One of the biggest reasons investors like preferred stocks and the corresponding exchange traded funds, such as the PowerShares Preferred Portfolio (NYSEArca: PGX) is yield. Put simply, preferreds and the ETFs that hold them usually sport far higher yields than are found on standard bond investments, but for PGX, that is changing.

However, the change is not a negative. It simply results in a smaller yield on the ETF. PGX, which is over nine years old, tracks the BofA Merrill Lynch Core Plus Fixed Rate Preferred Securities Index. The ETF holds 251 preferred stocks.

“A key measure of the yield for the exchange-traded fund’s underlying index plunged by nearly 3 percentage points on March 22. The change came because the index switched the way it calculates the metric known as yield to worst, which indicates the investor’s income from the fund in a worst-case-scenario,” reports Carolina Wilson for Bloomberg.

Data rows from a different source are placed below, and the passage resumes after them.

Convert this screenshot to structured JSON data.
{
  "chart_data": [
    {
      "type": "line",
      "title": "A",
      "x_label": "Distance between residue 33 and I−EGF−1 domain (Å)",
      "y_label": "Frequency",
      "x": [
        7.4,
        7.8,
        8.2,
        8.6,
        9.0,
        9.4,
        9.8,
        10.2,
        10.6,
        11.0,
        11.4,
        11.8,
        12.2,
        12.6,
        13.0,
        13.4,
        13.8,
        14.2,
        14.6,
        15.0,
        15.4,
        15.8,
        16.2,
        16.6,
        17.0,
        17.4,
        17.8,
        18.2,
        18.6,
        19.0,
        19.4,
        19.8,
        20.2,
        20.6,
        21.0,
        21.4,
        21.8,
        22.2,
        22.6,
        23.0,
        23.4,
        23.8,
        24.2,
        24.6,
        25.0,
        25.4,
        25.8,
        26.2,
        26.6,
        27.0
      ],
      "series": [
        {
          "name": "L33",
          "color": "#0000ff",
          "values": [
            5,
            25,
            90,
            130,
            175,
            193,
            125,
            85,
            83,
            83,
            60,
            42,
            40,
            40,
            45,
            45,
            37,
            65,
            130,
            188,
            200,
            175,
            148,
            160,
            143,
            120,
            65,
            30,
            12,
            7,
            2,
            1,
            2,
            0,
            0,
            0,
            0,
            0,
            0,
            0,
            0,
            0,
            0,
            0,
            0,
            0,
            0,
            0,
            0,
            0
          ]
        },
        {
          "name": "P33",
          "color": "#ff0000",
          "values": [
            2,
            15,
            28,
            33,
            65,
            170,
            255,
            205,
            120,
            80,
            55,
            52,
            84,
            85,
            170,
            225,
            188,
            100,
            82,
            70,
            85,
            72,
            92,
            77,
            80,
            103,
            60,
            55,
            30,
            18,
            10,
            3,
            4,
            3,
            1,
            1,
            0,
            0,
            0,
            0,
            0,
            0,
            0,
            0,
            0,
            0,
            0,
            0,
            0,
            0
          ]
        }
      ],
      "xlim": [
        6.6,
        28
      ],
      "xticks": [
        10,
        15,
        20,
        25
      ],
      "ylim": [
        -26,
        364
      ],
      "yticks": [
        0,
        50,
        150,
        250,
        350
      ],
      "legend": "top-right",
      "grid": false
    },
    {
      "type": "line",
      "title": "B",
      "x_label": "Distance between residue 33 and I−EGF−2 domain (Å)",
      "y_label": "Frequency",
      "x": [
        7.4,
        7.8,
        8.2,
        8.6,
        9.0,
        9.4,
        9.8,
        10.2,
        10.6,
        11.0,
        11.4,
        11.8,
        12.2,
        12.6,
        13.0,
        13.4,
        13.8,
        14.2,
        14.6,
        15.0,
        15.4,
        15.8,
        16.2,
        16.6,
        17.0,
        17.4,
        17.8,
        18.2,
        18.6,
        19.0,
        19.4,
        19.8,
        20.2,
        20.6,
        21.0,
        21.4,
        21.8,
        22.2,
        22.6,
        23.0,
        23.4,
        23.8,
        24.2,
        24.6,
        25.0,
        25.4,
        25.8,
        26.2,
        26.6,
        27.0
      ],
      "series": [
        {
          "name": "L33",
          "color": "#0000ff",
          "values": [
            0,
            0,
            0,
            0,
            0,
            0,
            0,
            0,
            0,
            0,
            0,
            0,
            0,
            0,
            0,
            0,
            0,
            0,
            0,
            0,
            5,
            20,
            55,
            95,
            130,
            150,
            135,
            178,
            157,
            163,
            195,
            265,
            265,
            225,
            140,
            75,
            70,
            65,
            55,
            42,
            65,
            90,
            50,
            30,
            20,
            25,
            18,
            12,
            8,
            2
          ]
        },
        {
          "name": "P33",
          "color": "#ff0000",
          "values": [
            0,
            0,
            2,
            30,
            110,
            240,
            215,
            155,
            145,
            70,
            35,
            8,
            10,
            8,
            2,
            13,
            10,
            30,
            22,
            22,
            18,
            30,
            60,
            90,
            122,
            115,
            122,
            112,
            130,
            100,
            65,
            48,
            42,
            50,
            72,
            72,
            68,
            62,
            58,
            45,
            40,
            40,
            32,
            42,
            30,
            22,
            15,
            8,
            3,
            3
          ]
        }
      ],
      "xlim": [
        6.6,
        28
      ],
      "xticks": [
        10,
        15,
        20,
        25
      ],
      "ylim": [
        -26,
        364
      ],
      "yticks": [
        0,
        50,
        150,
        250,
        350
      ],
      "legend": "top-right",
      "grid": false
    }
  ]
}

Preferred stocks are a type of hybrid security that show bond- and equity-like characteristics. The shares are issued by financial institutions, utilities and telecom companies, among others. Within the securities hierarchy, preferreds are senior to common stocks but junior to corporate bonds. Additionally, preferred stocks issue dividends on a regular basis, but investors don’t usually enjoy capital appreciation on par with common shares.